On the list of fabled wellness retreats, Canyon Ranch invariably appears at the top of the heap. “I go every year,” notes a savvy New York friend. “I think of the Ranch as my annual tune-up.” Choose either the original outpost in Arizona or the East Coast offshoot that sits in Western Massachusetts’ postcard-perfect Berkshire Mountains. Housed within the historic 19th-century Bellefontaine Mansion, Canyon Ranch Lenox is the perfect fall pick-me-up. Think stunning forest vistas paired with plenty of opportunities for realignment and readjustment. Canyon Ranch offers 100,000 square feet of fitness activities, so I broke out the tennis racket and hit the courts before sampling the forest bathing, a guided meditative experience. There’s a high-ropes course, heaps of spa treatments (the Hungarian scrub left me glowing), and cooking and nutrition classes (try a private hands-on lesson), but I found myself especially enjoying my daily post-activities retreat to an Adirondack chair on the Great Lawn with a book and a blanket. Granted, the book was a Jackie Collins bodice ripper, but so what?

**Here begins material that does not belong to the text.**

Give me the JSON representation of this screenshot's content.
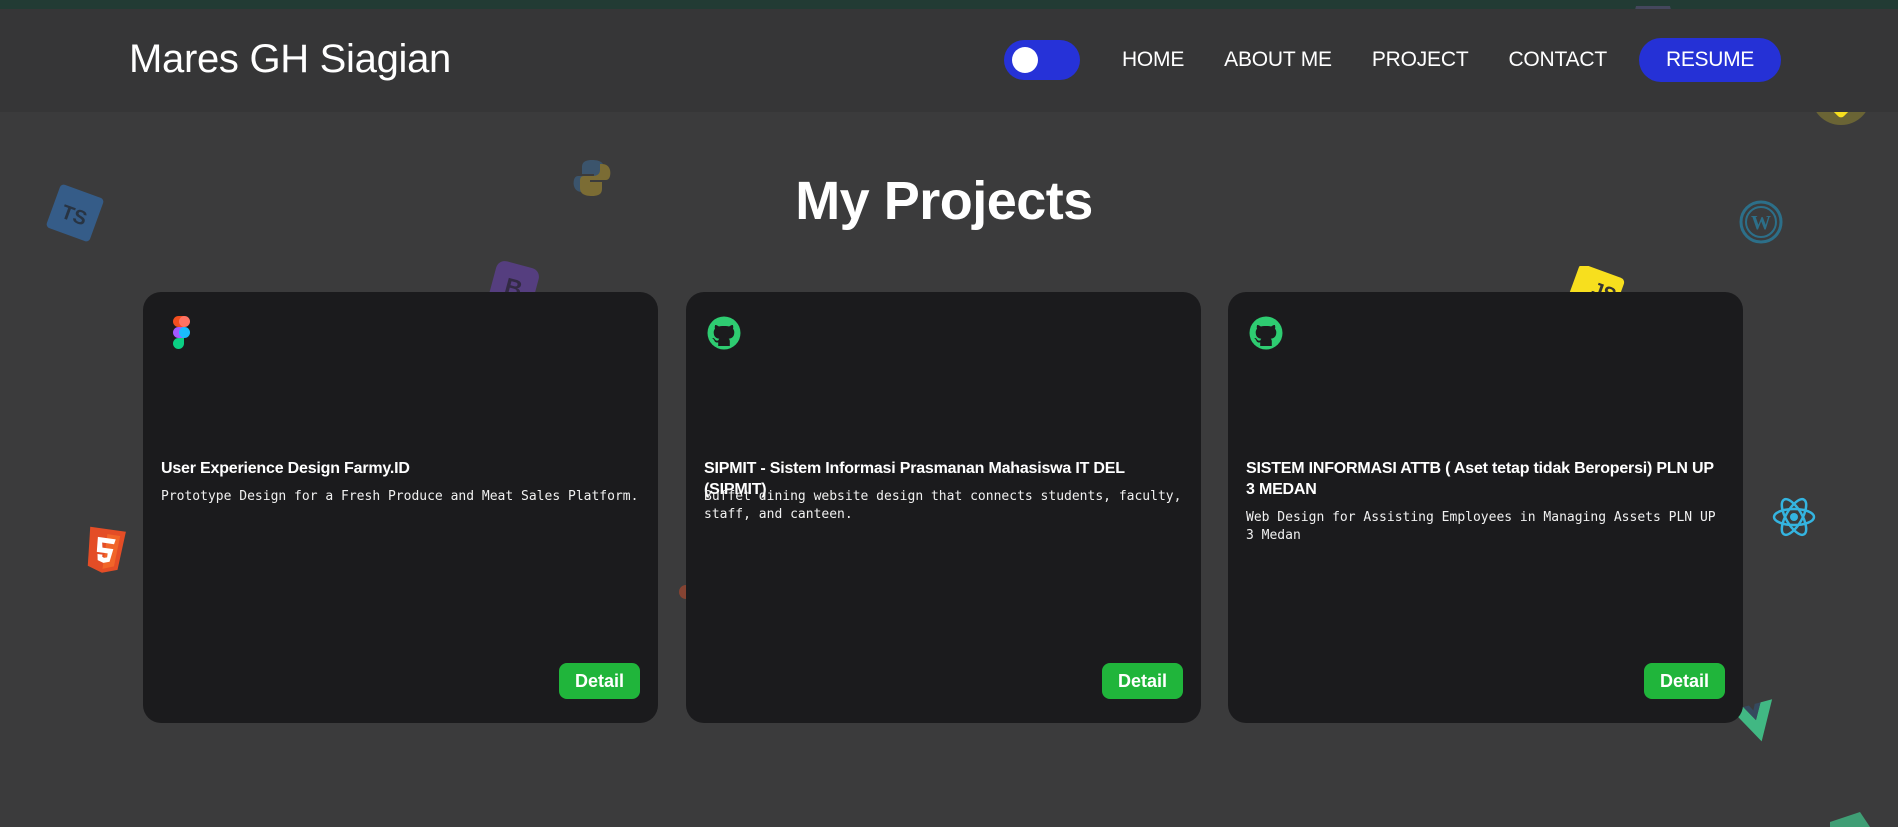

Miraval offers a trio of wellness resorts scattered from Arizona to Lenox, Massachusetts (just five minutes from Canyon Ranch’s Berkshires outpost). The Texas locale, Miraval Austin, smack in the state’s atmospheric Hill Country, beckoned as I had already visited Miraval’s Tucson branch, where I fell under the brand’s spell. Situated some 30 minutes outside downtown Austin, Miraval occupies 220 stunning acres that look onto blissful Lake Travis and the surrounding Balcones Canyonlands Preserve. On the Experiences menu are yoga, hiking, Pilates, challenge courses and myriad fitness classes. I threw a hatchet (curiously fulfilling!) and tried my hand at archery. The equine therapy didn’t do it for me as my horse followed my every lead without hesitation (apparently, I am a good leader), but I lapped up the honey-tasting offering. I splashed about in Lake Travis and attempted stand-up paddleboarding. Meals were terrific, so I visited Miraval’s Cypress Creek farm to meet the convivial farmers who grow the kitchen’s stunning produce. I rounded out my experience with a few spa treatments including a neck and scalp massage and a vitamin C facial. Bliss, bliss, bliss.